Although all of dance is collaborative in nature, I would particularly like to acknowledge the contributions of the company artists to the creation of BOOM BOOM. Through various processes, movement vocabulary developed by each of them was incorporated into various sections of the work.
I assembled the score for Boom Boom from the deep well of America’s blues heritage. Researching the music, I was continually struck by the depth and range of styles of this vast canon. Based in the African American experience the blues has been and continues to be interpreted, reinterpreted, and passed on, in as many ways as time, place, and circumstance recombine, which is simply to say it is a virtually limitless, and authentic human voice. It was impossible to include all of the selections I would have liked to, impossible to do justice to even a small percent of the legendary blues artists whose music we all admire.

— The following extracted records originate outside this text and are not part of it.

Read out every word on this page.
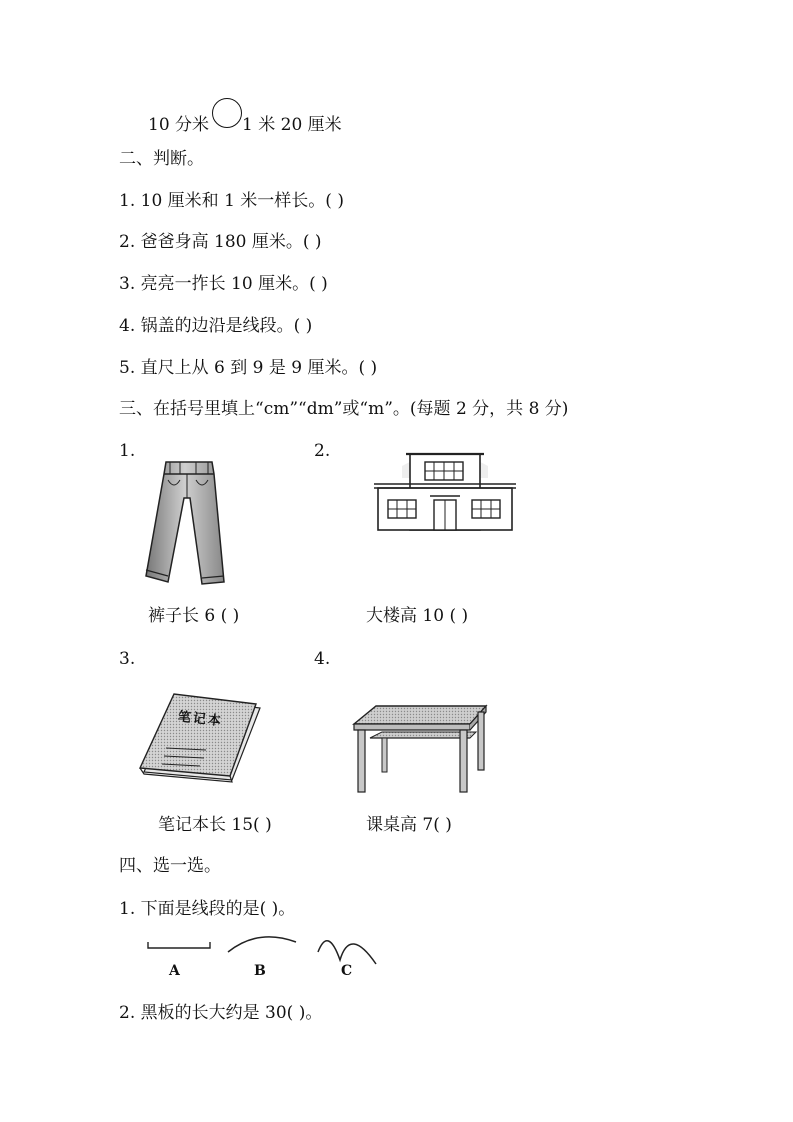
10 分米 1 米 20 厘米
二、判断。
1. 10 厘米和 1 米一样长。( )
2. 爸爸身高 180 厘米。( )
3. 亮亮一拃长 10 厘米。( )
4. 锅盖的边沿是线段。( )
5. 直尺上从 6 到 9 是 9 厘米。( )
三、在括号里填上“cm”“dm”或“m”。(每题 2 分，共 8 分)
1.	2.
裤子长 6 ( )	大楼高 10 ( )
3.	4.
笔记本
笔记本长 15( )	课桌高 7( )
四、选一选。
1. 下面是线段的是( )。
A	B	C
2. 黑板的长大约是 30( )。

In addition to celebrating a range of styles and individual artists, I have tried to pay tribute to something about the essence of the blues. For all it’s pain and suffering it is also full of life. There is loneliness and endless journeys but there is also an attitude about survival. In an essay for the award winning CD and film series “Martin Scorsese presents The Blues” Tom Piazza wrote– “To all this the blues added a specific overtly erotic urgency – an exultation in the body and sexuality, combined with a sense that they were and abiding source of trouble. Perhaps because of that, the spirit of the blues is often close to the spirit of a joke.- A piece of hard luck, but you laugh at it. Or you dance to it.”